Johnson wrote King on 3 March, asking him to appear at an 11 March reception for the Detroit branch of the NAACP.1 After learning that King would not be able to attend, Johnson responded on 6 March that he was "shocked and disappointed." He cautioned King to "be ever mindful that a helping hand from you is ten, twenty-five, one hundred times more productive than that of countless other friends whose resources and influence can never quite measure up to their interest in this work."
Mr. Arthur L. Johnson, Executive Director
Detroit National Association for the Advancement of Colored People
606 East Vernor Highway
Detroit 1, Michigan
On my return to the office, I found your letter of March 6th expressing your disappointment in learning of my inability to assist in your Freedom Fund Campaign.

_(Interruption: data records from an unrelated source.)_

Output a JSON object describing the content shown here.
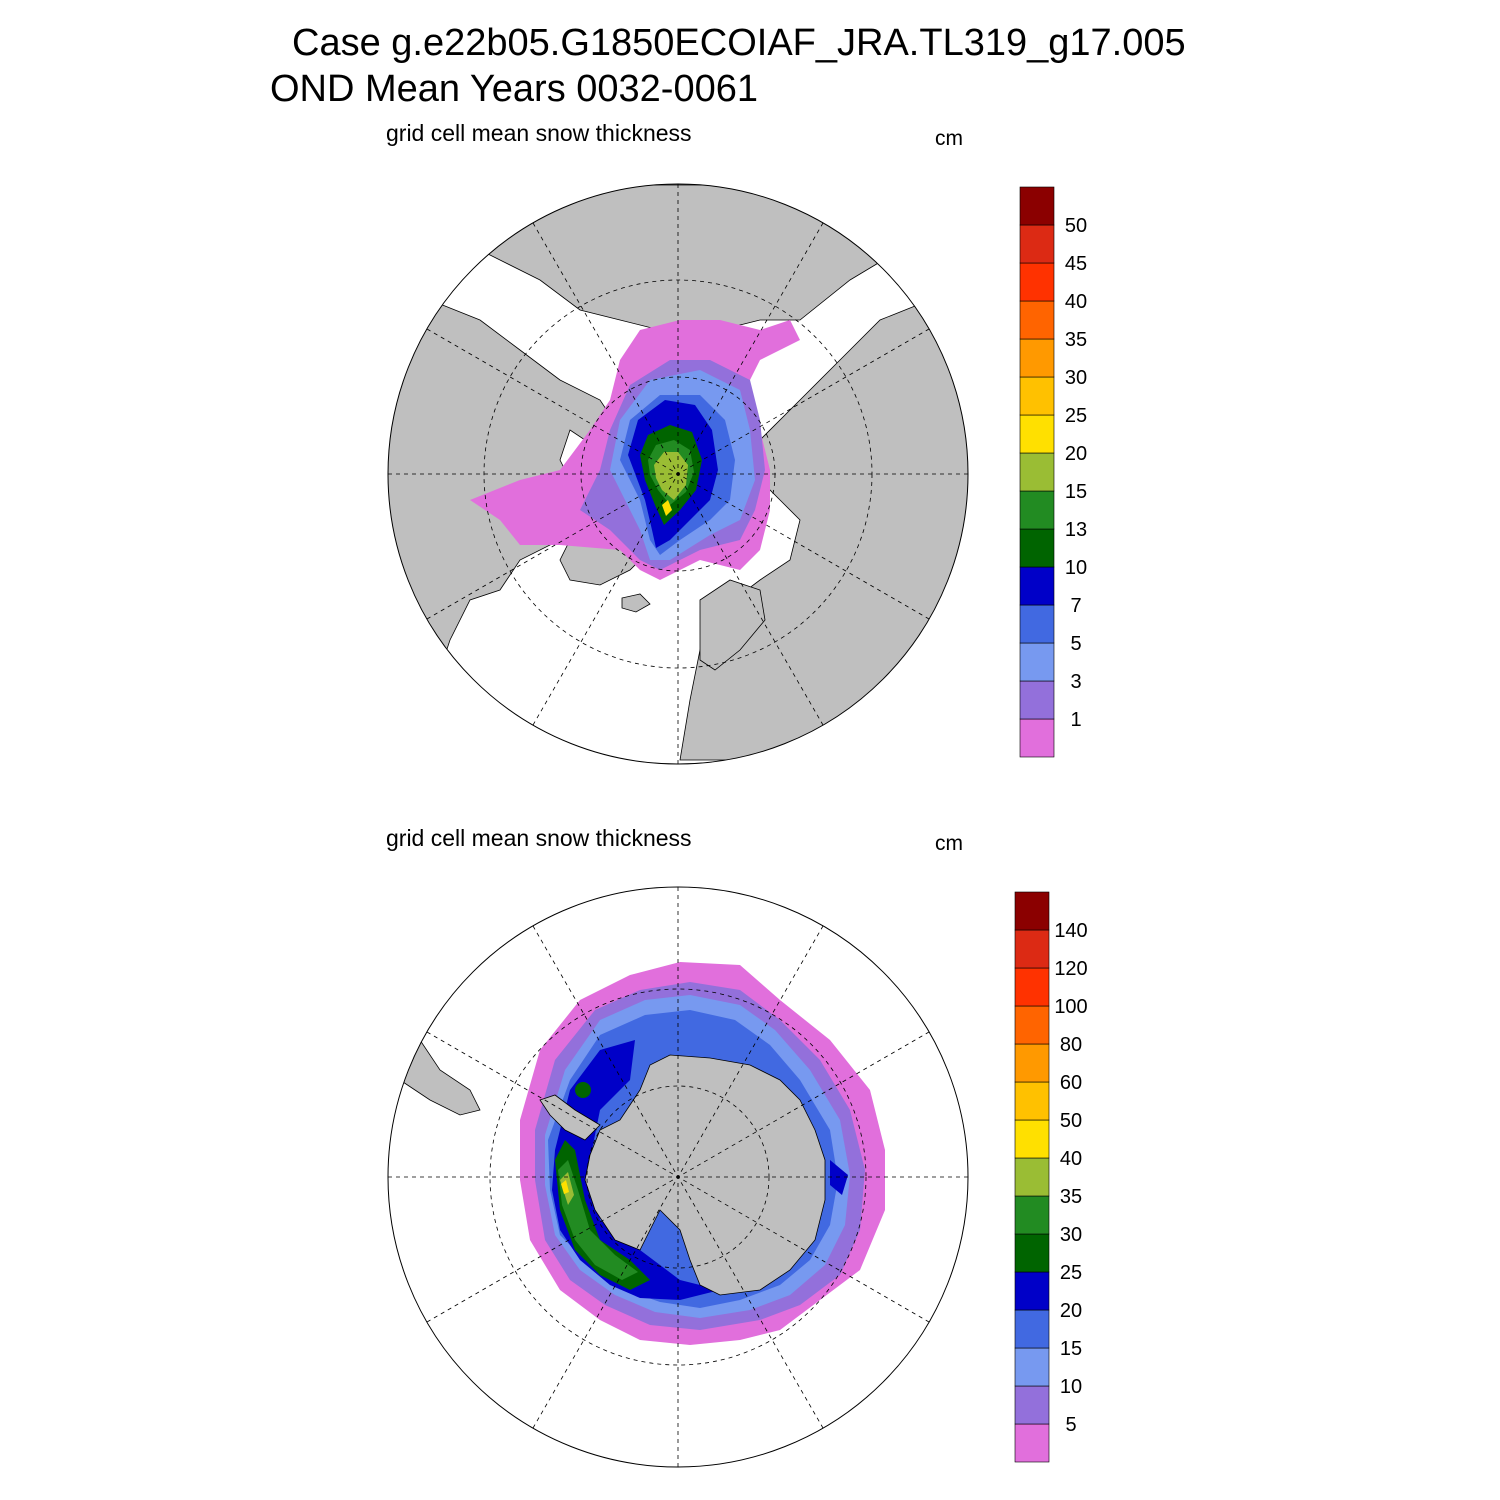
{
  "title": {
    "line1": "Case g.e22b05.G1850ECOIAF_JRA.TL319_g17.005",
    "line2": "OND Mean   Years 0032-0061"
  },
  "colors": {
    "land": "#bfbfbf",
    "palette": [
      "#e16fdc",
      "#9370db",
      "#7799f0",
      "#4169e1",
      "#0000c8",
      "#006400",
      "#228b22",
      "#9abd34",
      "#ffe000",
      "#ffc100",
      "#ff9900",
      "#ff6400",
      "#ff3200",
      "#dc2a14",
      "#8b0000"
    ]
  },
  "panels": [
    {
      "id": "nh",
      "hemisphere": "Northern Hemisphere",
      "subtitle": "grid cell mean snow thickness",
      "units": "cm",
      "colorbar": {
        "labels": [
          "1",
          "3",
          "5",
          "7",
          "10",
          "13",
          "15",
          "20",
          "25",
          "30",
          "35",
          "40",
          "45",
          "50"
        ]
      }
    },
    {
      "id": "sh",
      "hemisphere": "Southern Hemisphere",
      "subtitle": "grid cell mean snow thickness",
      "units": "cm",
      "colorbar": {
        "labels": [
          "5",
          "10",
          "15",
          "20",
          "25",
          "30",
          "35",
          "40",
          "50",
          "60",
          "80",
          "100",
          "120",
          "140"
        ]
      }
    }
  ]
}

Certainly, it was with the deepest regret that I declined the invitation in the beginning. I did so only because it was impossible for me to take on any additional engagements during my visit to Detroit. The Detroit Council of Churches had planned a schedule for me which kept me busy, too busy, every hour in the day.
On Tuesday evening, the evening that you wanted me to appear, I had a speaking commitment at the Highland Park Presbyterian Church after which I had to attend a reception at the Statler Hotel. Every evening was spent speaking at a different church. As you know, I had to speak at Central Methodist Church every day at noon.
Between this period, I was either appearing at luncheon or dinner groups or making tape recordings for broadcasts. Along with all of this, I attempted to get some writing done on my book which, by the way, the publishers are demanding by the middle of April.
Because of the pressing responsibility of this book, I find it necessary to limit my engagements in almost every city I visit. These are only some of the reasons I found it impossible to accept your invitation. I do hope you will understand that my non-acceptance was not due to a lack of interest, but to the tremendous pressures of an overcrowded schedule.
My physician has insisted that I slow down or face the tragedy of a physical break down. There are ever so many things that I would like to do, that I would enjoy doing, such as being with you on your Freedom Fund program, but they are physically impossible.
Please express my deepest regrets to the other members of your committee who so graciously joined you in extending the invitation. I do hope that it will be possible to serve you at another time.
Let me commend you for the great work you are doing with the Detroit branch. I am always happy when I hear of your success. You are doing a job, not only for Detroit and the Negro, but for the whole of American democracy. You have my prayers and best wishes for continued success in all of your endeavors.
Martin Luther King, Jr.
1. Arthur Lyman Johnson (1925-), a native of Americus, Georgia, and a college classmate of King’s, earned his B.A. (1948) from Morehouse and his M.A. (1949) from Atlanta University. While working for the U.S. Department of Health in Detroit, he joined the local branch of the NAACP and served as its executive secretary from 1950 to 1964.
MLKP-MBU, Martin Luther King, Jr., Papers, 1954-1968, Boston University, Boston, Mass.